Adriane Brown: “Start with your own products and services. What can you do within your world that opens up equity, justice, human rights, what fits your mission and the things that you do as core to your company. And I think that’s going to draw employees to you. Because if you don’t fulfill that, they will be on social media, they will tell the world about you, and you will have more and more difficulty. You will not fulfill your purpose, will not fulfill the full capacity of what you should be as a company.”

Matt Oppenheimer: “It’s something that is a journey. It’s not a destination. I’m continuing to learn how to be a better ally. I think that is rooted in humility, listening. It’s rooted, for me, in trying to change the power paradigm to where I’m enabling others to be heard or in power, and sometimes at the expense or decrease of my power or prominence, which I think is really important.”

Cotter: “Tech companies are going to find that consumers are going to vote with their pocketbooks.
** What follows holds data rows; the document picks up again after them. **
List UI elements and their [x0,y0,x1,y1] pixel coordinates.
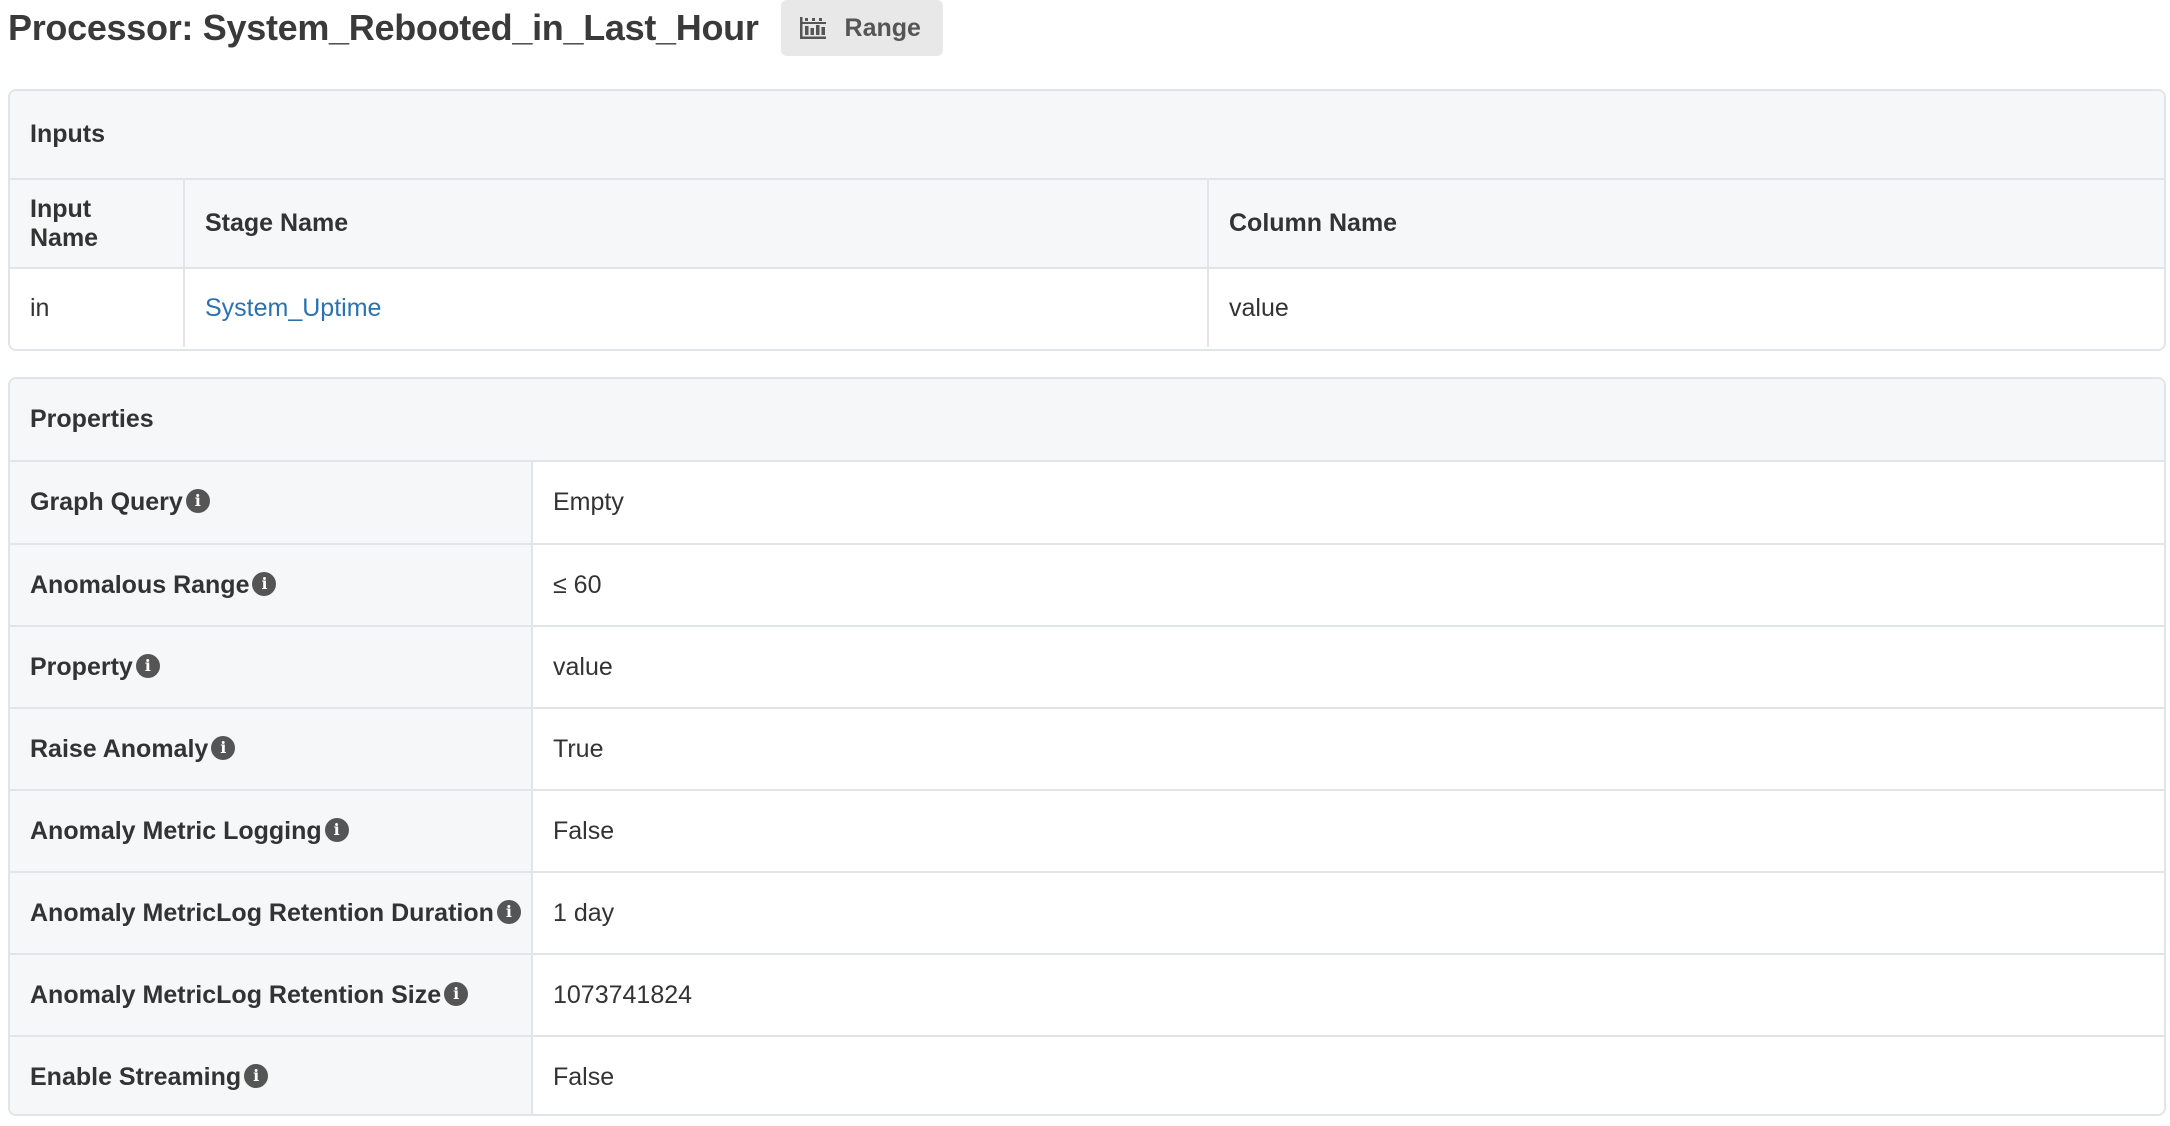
inputs-table: Input Name Stage Name Column Name in Sys… [10,180,2164,347]
page-title: Processor: System_Rebooted_in_Last_Hour [8,7,759,48]
property-row-raise-anomaly: Raise Anomaly i True [10,708,2164,791]
property-value: True [532,708,2164,791]
property-row-anomalous-range: Anomalous Range i ≤ 60 [10,544,2164,627]
table-row: in System_Uptime value [10,268,2164,347]
property-value: False [532,790,2164,873]
properties-heading: Properties [10,379,2164,462]
column-header-stage-name: Stage Name [184,180,1209,269]
property-label: Anomaly MetricLog Retention Duration [30,898,494,927]
property-row-anomaly-metric-logging: Anomaly Metric Logging i False [10,790,2164,873]
property-value: value [532,626,2164,709]
property-label: Anomalous Range [30,570,250,599]
property-label: Graph Query [30,488,183,516]
properties-panel: Properties Graph Query i Empty Anomalous … [8,377,2166,1116]
page-header: Processor: System_Rebooted_in_Last_Hour … [8,0,2159,56]
stage-name-cell: System_Uptime [184,268,1209,347]
column-header-column-name: Column Name [1208,180,2164,269]
stage-link-system-uptime[interactable]: System_Uptime [205,294,381,322]
inputs-panel: Inputs Input Name Stage Name Column Name… [8,89,2166,351]
property-row-retention-size: Anomaly MetricLog Retention Size i 107374… [10,954,2164,1037]
range-chart-icon [799,15,827,41]
inputs-heading: Inputs [10,91,2164,180]
info-icon[interactable]: i [135,653,160,678]
column-name-cell: value [1229,293,1289,322]
property-label: Property [30,652,133,681]
badge-label: Range [844,13,921,42]
info-icon[interactable]: i [324,817,349,842]
property-value: 1 day [532,872,2164,955]
property-label: Anomaly MetricLog Retention Size [30,980,442,1009]
info-icon[interactable]: i [444,981,469,1006]
column-header-input-name: Input Name [10,180,185,269]
property-row-retention-duration: Anomaly MetricLog Retention Duration i 1 … [10,872,2164,955]
properties-table: Graph Query i Empty Anomalous Range i ≤ 60… [10,462,2164,1114]
property-label: Enable Streaming [30,1063,242,1091]
property-label: Raise Anomaly [30,734,209,763]
property-value: Empty [532,462,2164,545]
info-icon[interactable]: i [244,1064,269,1089]
property-label: Anomaly Metric Logging [30,816,322,845]
info-icon[interactable]: i [185,489,210,514]
processor-type-badge: Range [780,0,943,56]
property-row-graph-query: Graph Query i Empty [10,462,2164,545]
processor-page: Processor: System_Rebooted_in_Last_Hour … [0,0,2170,1126]
info-icon[interactable]: i [211,735,236,760]
property-value: 1073741824 [532,954,2164,1037]
info-icon[interactable]: i [252,571,277,596]
property-row-enable-streaming: Enable Streaming i False [10,1036,2164,1114]
property-value: ≤ 60 [532,544,2164,627]
info-icon[interactable]: i [496,899,521,924]
property-value: False [553,1063,615,1091]
input-name-cell: in [10,268,185,347]
property-row-property: Property i value [10,626,2164,709]
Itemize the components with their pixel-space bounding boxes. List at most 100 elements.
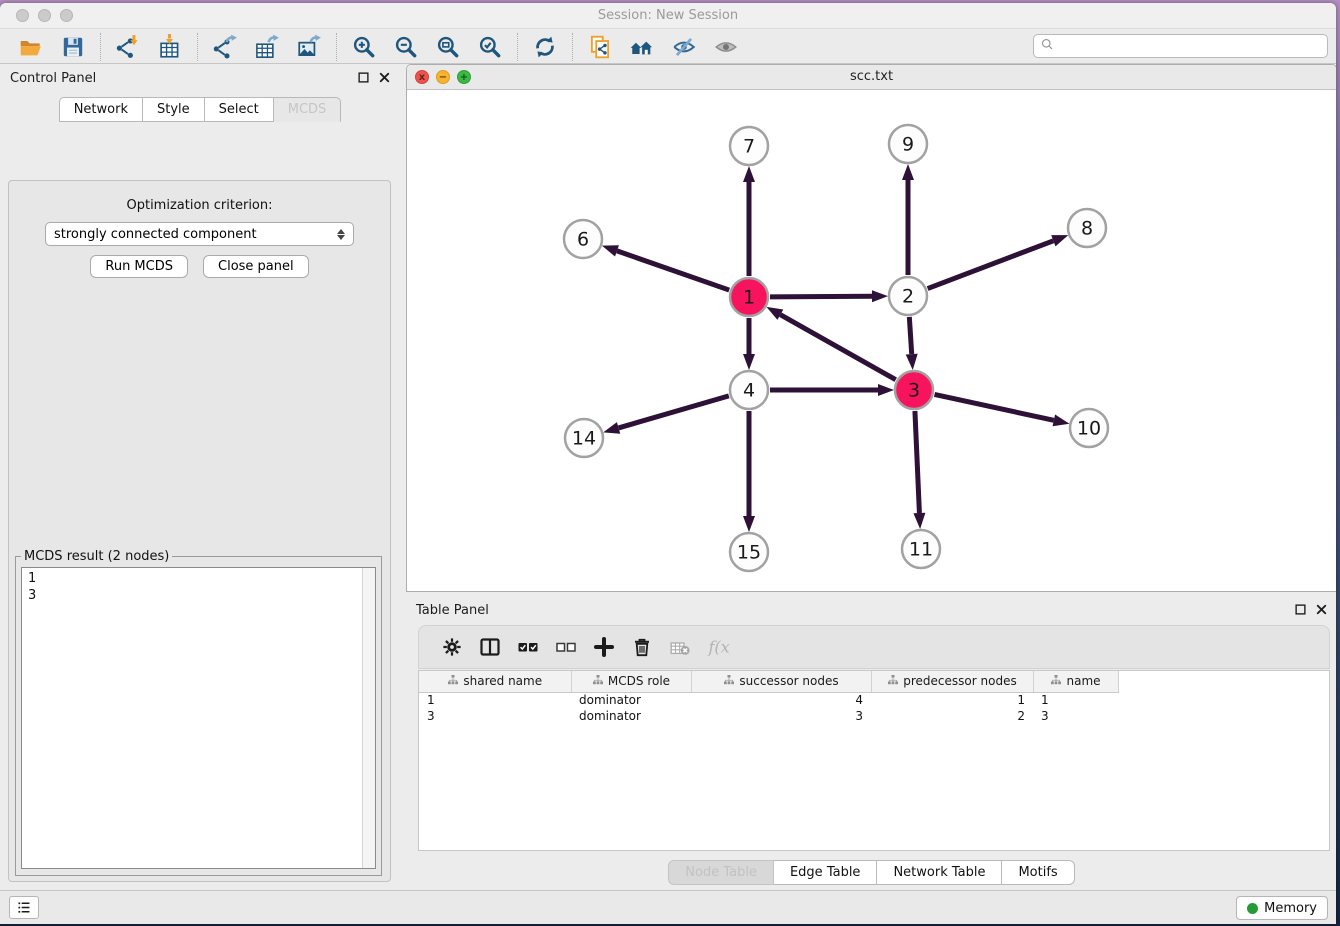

They’re going to look for companies  that have values and stand by those values, and those values are going to have to be more lived, more front-and-center than just simply something that’s in a shareholder letter.”

Strickland: “Historically, social, political and economic systems were not built to accommodate us to be in positions of ity. So as we think about how we change systems and how we make them better, it’s good for everyone. But I also think that there are certain places where people need to not just talk about it, but actually sustain the effort over the long term. That’s the issue for me.”

Brown: “Good ally-ship starts when you first accept that this is personal for black people. It’s personal. And when you make it personal for you, you are then in a position to be an anti-racist. … I want you to take it as personally as I do.”